April 6, 2018 at 1:53 p.m.
WORD OF FAITH
Spirit's continuing work
For many Christians, the feast of Pentecost -- the arrival of the Holy Spirit -- marks the beginning of the Church. Yet, such a commemoration has different meanings for different people.
Those of us who grew up with the idea that the Church is an institution grew up having no need of a Holy Spirit, except at exam time. Institutions run themselves, even institutions which deal in God's business. Besides, good institutions, unlike the Church of the Christian Scriptures, seem to operate best with minimum diversity and maximum conformity.

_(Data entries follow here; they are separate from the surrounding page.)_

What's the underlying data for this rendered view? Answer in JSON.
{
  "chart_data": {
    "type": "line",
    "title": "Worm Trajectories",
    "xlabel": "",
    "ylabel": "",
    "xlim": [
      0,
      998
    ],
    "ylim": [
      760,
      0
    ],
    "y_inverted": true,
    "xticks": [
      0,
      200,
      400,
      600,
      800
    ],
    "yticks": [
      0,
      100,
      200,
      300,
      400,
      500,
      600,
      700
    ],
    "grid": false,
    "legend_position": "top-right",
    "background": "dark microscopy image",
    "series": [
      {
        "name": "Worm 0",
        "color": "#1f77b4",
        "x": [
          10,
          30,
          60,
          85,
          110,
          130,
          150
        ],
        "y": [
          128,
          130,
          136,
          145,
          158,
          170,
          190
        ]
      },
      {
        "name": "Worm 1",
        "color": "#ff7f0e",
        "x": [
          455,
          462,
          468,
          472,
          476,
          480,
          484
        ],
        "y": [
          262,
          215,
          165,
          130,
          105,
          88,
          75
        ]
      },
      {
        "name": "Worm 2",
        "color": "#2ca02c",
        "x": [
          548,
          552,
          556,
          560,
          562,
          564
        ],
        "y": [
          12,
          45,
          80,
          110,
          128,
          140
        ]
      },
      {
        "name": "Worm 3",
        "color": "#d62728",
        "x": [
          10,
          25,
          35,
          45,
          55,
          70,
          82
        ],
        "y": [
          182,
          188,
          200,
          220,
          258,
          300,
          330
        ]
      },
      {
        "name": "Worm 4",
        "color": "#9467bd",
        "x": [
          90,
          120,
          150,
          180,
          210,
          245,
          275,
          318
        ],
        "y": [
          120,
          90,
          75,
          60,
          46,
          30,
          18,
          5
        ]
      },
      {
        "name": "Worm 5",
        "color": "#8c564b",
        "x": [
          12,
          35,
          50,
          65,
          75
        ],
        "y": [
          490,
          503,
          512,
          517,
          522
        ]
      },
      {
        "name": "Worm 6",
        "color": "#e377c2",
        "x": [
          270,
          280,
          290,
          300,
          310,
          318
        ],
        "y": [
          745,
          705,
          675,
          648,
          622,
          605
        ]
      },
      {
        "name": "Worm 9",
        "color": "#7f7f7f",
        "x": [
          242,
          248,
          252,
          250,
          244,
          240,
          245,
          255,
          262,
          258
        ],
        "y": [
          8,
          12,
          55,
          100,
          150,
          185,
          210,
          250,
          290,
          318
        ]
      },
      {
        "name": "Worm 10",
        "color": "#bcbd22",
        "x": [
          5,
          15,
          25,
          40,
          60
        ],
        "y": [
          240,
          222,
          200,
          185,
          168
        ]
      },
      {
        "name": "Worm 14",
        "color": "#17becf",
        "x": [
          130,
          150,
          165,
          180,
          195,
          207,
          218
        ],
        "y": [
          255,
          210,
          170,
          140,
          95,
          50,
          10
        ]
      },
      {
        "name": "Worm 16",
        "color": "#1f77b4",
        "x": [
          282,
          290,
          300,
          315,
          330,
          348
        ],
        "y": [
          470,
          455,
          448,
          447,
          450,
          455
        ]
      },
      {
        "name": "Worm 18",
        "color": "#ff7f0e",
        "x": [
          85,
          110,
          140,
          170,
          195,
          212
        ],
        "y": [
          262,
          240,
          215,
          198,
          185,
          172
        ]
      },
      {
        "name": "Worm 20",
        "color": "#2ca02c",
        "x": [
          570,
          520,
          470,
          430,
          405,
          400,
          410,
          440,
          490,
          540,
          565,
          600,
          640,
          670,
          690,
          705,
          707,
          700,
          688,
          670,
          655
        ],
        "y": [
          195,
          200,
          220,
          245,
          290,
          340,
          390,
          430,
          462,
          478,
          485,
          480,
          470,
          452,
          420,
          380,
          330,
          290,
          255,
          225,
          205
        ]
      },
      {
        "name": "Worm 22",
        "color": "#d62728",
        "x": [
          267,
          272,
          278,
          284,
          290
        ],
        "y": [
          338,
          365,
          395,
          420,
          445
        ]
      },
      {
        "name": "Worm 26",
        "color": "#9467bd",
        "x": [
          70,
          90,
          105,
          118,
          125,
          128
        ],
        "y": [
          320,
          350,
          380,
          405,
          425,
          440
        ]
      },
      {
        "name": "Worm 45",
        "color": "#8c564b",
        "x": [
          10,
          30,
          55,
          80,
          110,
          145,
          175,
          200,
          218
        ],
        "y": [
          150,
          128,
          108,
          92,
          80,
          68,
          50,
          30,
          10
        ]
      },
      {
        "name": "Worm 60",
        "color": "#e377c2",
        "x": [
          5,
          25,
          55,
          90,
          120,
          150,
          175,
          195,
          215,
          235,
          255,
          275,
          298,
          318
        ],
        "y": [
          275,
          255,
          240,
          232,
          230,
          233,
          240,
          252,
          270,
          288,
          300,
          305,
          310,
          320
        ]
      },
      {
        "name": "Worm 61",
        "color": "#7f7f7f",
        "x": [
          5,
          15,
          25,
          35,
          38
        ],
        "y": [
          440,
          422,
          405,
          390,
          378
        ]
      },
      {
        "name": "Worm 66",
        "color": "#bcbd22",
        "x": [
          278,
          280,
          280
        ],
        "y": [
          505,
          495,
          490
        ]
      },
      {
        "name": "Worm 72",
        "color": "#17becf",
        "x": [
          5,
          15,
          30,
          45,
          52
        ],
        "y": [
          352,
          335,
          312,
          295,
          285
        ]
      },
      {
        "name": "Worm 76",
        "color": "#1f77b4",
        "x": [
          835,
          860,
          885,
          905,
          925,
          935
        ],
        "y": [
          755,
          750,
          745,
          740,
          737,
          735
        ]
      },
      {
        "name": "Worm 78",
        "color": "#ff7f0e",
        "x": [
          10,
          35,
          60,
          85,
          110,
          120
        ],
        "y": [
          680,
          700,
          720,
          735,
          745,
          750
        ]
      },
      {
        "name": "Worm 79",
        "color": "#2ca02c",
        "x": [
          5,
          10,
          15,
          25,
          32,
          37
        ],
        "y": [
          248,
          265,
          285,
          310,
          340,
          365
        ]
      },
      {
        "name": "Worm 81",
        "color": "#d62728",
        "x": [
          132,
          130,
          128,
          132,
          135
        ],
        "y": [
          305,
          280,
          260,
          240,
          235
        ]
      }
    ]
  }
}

Thankfully, the early Christian community never thought of itself as an institution. We know from their writings that Jesus' first followers regarded themselves as parts of His body, a community of believers carrying on His work and ministry, daily participating in His death and resurrection.
Staying together
As Jesus' body, it required a special force and power not only to make certain its members were continuing to maintain the mentality of the person it represented and imitated, but also to keep its members from splitting apart.Unlike later followers of Jesus, the first Christians didn't conceive of the Holy Spirit as someone who helped them create dogmas; they regarded the Holy Spirit as an amazing, essential power helping them form community, the force responsible for all the contradictions which good communities embody.
Sunday's three readings make sense only when we hear them proclaimed against such a background. Luke (Acts 2:1-11) perfectly depicts the ongoing tension between the Spirit's disruptiveness and its power to unite. Though the Spirit arrives in the midst of noise, wind and fire -- each an unsettling element -- the Spirit is still the force which empowers the disciples to speak to the crowd in such a unifying way that everyone hears them speaking in his or her "own tongue about the marvels God has accomplished."
Paul carries on the same theme (I Cor 12:3-7, 12-13). Some in the Corinthian church are using their individual gifts of the Spirit for their own personal benefit and not for the community's benefit. "There are different gifts," the Apostle writes, "but the same Spirit,...different ministries but the same Lord,...different works, but the same God....To each person, the manifestation of the Spirit is given for the common good."
The Corinthian church is leaning so much toward the diversity which sets Jesus' body apart from earthly institutions that it's destroying the unity which that same body demands. Paul reminds his readers that the Spirit enlivens both elements. Only when we permit the Spirit to keep these two forces in proper tension do we actually become Jesus' body.
Ongoing work
On the other hand, in the Gospel (Jn 20:19-23), John tells his community how the Holy Spirit specifically brings about unity. Jesus, after greeting His Easter-night disciples with the commission, "As the Father has sent me, so I send you!" immediately breathes on them, saying: "Receive the Holy Spirit. If you forgive anyone's sins they are forgiven; if you hold them bound, they are held bound."Given the forgiving context of John's Gospel, Jesus' gift of the Spirit empowers His followers to forgive one another. His mention of holding someone's sins bound seems to be a recognition and reminder of what happens when we don't fall back on the Spirit. (We can accomplish such an unchristian action on our own. We don't need the Spirit's help to bind people in their sins.) Only those who forgive are able to form and maintain the body of Christ as a living, growing entity.
We're not reading the Christian Scriptures very carefully if we think the Holy Spirit came just once upon Jesus' followers, structuring them into a hierarchical institution which would continue unchanged until the end of time.
Pope John XXIII once said, "We are not on earth to guard a museum, but to cultivate a flourishing garden of life." His words are never more meaningful than when we bring them to mind on the feast of Pentecost.